I was driving west on State Route 520 in Seattle yesterday, when I passed a sign that always drives me nuts. It says "University Of Washington."
I have nothing against the UW. In fact, I am looking forward to teaching a class in the MBA program there in January. What drives me nuts is the Of. It should not be capitalized.
There is a just a tiny bit of disagreement about which words should and shouldn’t be capitalized in titles and headings, but here are rules you can always count on:
- Always capitalize the first word of a title or heading–no matter what it is.
- Always capitalize the first word of a subtitle–no matter what it is.
- Always capitalize the last word of a title–no matter what it is.
The Gregg Reference Manual and The Associated Press Stylebook follow these additional rules, and so do I:
- Capitalize all words of four or more letters.
- Capitalize all other words except:
Articles (a, an, the)
Conjunctions of less than four letters (and, or, but, nor, yet, so)
Prepositions of less than four letters (in, to, of, at, by, for, off, on, up)
In slight contrast, The Microsoft Manual of Style for Technical Publications renders four-letter prepositions (from, with, etc.) lowercase.

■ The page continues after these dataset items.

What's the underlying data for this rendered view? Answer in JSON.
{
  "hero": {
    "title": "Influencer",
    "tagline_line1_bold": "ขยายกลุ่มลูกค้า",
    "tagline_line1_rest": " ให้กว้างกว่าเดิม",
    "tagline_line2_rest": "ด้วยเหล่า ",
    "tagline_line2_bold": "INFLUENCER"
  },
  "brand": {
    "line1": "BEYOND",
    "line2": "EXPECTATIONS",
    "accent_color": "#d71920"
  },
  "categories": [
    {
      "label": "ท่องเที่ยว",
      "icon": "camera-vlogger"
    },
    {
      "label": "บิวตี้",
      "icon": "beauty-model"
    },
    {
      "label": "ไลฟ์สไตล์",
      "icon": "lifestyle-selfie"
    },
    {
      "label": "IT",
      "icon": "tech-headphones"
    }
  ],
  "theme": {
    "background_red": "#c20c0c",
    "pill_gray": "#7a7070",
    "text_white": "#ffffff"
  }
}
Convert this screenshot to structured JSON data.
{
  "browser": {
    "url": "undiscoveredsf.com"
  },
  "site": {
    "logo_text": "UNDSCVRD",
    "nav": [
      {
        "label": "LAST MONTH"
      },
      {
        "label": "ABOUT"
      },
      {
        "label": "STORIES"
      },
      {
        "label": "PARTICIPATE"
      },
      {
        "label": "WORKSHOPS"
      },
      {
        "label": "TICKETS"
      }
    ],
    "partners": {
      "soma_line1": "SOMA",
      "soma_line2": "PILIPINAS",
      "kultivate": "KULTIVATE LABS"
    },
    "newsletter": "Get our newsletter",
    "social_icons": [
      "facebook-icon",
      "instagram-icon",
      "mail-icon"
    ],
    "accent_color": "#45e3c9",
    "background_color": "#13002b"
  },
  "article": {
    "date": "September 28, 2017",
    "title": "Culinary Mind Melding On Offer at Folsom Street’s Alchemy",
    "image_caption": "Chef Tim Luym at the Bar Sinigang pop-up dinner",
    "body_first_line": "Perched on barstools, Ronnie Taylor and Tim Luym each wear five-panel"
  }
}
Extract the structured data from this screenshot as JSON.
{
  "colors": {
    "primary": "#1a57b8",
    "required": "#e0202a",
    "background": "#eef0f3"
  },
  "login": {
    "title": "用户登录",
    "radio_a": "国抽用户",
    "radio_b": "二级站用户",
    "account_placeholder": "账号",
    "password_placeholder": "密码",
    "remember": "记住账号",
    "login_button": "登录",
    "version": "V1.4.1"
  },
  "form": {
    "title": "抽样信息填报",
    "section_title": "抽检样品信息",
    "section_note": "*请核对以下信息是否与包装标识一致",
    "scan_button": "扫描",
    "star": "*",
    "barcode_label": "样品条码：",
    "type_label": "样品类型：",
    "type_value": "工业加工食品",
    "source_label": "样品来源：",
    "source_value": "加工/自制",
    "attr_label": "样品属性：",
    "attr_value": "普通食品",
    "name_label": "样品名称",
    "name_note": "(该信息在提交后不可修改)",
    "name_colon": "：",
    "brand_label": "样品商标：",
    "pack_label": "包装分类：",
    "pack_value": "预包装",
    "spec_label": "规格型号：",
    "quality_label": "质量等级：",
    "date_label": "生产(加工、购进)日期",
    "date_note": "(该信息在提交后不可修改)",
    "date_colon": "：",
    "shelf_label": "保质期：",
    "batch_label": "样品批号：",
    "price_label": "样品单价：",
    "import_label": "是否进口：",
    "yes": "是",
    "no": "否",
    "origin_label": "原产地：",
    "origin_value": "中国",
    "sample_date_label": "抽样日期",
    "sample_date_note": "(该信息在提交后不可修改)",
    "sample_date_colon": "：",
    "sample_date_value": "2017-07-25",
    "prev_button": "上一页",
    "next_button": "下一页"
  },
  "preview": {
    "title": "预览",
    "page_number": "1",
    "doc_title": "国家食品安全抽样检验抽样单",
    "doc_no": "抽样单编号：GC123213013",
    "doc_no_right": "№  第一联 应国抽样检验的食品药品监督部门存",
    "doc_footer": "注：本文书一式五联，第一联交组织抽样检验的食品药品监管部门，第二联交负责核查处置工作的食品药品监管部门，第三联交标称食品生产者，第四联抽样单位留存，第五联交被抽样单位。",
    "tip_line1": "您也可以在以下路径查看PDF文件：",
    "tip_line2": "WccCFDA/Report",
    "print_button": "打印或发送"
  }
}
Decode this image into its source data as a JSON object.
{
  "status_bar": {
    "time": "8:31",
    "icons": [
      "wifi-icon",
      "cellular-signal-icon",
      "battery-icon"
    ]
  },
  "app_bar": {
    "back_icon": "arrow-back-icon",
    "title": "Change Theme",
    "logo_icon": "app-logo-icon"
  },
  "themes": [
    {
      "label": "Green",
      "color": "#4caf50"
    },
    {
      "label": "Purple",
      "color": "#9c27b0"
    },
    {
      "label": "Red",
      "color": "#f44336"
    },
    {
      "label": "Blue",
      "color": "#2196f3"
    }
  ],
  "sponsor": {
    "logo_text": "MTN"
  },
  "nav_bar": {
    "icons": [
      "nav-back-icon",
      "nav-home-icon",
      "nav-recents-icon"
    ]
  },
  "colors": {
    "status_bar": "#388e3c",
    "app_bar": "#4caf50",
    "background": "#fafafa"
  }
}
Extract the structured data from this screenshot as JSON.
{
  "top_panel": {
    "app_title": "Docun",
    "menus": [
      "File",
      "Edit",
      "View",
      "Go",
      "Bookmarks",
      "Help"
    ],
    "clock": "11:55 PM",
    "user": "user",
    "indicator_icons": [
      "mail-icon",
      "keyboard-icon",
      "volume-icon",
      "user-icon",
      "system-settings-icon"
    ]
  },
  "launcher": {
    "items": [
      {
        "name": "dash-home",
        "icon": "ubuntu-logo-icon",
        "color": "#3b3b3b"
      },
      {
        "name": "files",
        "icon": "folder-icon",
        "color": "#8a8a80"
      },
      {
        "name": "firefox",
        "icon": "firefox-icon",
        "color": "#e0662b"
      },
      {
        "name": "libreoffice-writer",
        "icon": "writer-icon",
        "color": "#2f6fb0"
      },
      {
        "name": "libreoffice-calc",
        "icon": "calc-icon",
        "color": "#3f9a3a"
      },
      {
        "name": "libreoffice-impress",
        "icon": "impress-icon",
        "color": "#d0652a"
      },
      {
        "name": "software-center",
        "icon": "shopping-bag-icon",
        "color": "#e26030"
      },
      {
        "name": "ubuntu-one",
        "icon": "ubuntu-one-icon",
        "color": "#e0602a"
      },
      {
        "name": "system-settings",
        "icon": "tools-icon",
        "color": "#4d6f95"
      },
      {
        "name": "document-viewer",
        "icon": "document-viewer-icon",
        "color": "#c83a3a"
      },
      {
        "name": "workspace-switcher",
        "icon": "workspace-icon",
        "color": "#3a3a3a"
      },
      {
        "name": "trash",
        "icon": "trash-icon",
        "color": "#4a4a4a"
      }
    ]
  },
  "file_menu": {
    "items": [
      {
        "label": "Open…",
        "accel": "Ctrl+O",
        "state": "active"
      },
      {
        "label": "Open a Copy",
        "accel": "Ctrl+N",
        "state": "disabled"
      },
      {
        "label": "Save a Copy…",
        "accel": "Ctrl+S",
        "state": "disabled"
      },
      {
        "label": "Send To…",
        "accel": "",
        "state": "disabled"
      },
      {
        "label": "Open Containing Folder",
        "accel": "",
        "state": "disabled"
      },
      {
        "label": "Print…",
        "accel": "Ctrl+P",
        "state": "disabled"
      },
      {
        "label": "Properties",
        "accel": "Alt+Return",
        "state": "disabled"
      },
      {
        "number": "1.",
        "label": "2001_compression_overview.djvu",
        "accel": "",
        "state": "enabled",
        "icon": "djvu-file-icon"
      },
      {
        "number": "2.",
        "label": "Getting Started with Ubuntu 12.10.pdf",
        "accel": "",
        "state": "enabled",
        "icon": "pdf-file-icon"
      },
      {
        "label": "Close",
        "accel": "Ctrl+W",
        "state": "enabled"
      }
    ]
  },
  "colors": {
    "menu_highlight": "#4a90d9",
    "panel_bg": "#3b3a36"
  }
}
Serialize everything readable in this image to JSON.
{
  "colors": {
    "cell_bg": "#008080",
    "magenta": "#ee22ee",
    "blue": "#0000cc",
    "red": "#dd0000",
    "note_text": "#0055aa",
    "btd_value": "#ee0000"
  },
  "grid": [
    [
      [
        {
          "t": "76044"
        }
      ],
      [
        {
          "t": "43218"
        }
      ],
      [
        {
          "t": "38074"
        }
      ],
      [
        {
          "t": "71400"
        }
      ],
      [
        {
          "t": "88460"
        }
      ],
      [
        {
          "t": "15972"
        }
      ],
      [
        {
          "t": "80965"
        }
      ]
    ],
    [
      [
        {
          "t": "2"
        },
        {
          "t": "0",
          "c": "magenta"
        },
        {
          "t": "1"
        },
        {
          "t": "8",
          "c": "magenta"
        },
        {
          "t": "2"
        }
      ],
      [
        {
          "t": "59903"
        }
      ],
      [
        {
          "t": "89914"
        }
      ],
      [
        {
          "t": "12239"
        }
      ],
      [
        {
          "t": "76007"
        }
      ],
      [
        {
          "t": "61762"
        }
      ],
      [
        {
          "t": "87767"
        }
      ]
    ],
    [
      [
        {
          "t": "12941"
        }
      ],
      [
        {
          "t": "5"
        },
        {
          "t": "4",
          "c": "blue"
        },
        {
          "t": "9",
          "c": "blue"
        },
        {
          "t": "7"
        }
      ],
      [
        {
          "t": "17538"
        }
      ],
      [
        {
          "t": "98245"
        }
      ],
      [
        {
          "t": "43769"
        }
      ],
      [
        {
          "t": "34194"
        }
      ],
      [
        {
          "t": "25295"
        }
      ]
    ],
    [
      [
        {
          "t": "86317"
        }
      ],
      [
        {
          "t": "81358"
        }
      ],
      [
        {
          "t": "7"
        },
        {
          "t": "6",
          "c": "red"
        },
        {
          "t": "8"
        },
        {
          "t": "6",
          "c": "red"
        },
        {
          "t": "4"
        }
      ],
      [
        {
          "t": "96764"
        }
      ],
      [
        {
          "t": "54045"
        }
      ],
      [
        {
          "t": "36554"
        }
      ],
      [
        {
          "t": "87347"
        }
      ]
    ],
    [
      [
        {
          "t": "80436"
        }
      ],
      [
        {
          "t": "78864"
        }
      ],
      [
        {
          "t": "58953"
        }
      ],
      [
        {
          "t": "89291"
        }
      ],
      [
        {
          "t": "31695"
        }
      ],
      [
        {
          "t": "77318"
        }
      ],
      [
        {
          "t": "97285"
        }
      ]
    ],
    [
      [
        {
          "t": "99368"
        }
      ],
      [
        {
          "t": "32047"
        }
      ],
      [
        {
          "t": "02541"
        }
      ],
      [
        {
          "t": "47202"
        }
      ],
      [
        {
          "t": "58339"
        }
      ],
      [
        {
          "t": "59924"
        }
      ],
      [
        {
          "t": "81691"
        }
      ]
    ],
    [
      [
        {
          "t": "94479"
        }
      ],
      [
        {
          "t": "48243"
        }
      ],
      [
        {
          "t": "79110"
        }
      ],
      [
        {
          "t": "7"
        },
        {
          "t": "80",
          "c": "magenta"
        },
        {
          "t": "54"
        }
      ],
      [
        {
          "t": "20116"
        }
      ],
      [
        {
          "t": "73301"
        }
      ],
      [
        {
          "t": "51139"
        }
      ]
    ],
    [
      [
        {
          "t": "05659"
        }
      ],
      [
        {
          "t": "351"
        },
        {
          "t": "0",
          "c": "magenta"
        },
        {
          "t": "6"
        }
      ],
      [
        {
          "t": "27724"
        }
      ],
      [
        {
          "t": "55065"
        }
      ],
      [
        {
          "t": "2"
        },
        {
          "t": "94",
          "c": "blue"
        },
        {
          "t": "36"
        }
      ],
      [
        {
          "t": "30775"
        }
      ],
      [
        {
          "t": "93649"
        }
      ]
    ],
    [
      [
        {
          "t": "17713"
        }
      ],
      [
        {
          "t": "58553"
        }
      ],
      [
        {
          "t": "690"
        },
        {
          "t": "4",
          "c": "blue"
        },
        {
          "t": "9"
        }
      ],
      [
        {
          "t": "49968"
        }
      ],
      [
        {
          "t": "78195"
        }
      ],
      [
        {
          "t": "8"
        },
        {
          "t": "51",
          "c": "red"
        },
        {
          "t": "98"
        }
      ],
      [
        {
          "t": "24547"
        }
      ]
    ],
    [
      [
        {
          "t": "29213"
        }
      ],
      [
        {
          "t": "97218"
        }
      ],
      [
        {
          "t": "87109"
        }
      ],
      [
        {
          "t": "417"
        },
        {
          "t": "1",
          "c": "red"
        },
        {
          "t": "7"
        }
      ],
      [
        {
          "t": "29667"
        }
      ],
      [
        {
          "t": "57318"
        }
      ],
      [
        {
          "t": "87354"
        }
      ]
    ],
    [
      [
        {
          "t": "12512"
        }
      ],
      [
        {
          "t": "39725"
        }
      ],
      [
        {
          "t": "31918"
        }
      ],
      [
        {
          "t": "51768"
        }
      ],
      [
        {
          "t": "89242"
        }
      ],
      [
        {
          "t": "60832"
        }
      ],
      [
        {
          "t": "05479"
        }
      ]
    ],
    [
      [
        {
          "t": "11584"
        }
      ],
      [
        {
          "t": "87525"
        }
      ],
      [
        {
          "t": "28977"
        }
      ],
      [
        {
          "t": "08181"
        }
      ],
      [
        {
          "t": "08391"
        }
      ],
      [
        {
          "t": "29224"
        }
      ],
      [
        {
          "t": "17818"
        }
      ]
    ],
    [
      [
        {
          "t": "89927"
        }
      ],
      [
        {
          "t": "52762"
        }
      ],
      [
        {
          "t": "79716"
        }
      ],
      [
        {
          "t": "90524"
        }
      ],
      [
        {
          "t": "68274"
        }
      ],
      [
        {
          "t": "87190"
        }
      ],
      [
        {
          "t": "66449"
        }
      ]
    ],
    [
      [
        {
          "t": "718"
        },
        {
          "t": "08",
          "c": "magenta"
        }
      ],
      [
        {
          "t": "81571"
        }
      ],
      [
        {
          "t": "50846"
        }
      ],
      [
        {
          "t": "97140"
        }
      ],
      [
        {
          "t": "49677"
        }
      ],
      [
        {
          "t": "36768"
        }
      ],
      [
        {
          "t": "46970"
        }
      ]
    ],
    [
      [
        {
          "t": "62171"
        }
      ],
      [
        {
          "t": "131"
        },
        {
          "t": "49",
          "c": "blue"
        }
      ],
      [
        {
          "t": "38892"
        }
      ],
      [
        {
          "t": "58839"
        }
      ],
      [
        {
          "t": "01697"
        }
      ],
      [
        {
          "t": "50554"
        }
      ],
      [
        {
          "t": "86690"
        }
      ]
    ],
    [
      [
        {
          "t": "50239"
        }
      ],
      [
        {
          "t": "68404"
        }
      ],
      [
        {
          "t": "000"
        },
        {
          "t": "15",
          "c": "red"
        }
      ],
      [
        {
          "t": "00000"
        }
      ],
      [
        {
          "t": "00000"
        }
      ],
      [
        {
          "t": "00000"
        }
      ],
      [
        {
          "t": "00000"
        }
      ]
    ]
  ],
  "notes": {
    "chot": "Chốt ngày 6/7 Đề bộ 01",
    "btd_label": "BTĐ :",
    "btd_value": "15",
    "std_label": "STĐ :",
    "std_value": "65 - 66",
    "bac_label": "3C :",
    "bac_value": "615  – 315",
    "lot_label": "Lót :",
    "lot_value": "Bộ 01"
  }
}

And The Chicago Manual of Style and MLA Handbook render all prepositions lower case, even long words such as throughout and around. That approach looks odd to me.
No one capitalizes the word of in the middle of a title, so there is no one defending "University Of Washington."
Would you like to test yourself on the rules above? Capitalize these three titles:
- oh, the places you’ll go, by Dr. Seuss
- fix it fast, fix it right, by Gene and Katie Hamilton
- a funny thing happened on the way to the board room, by Michael Iapoce
Every word except the is capitalized in the Dr. Seuss title.
Every word in the Hamiltons’ book title is capitalized. Capitalize it as a pronoun. (All pronouns are capitalized.)
In Michael Iapoce’s title these words are not capitalized: on, the, to, the.
When I speed by the "University Of Washington" sign, shall I close my eyes rather than look upon the incorrect capital O? No, that too would be a capital offense!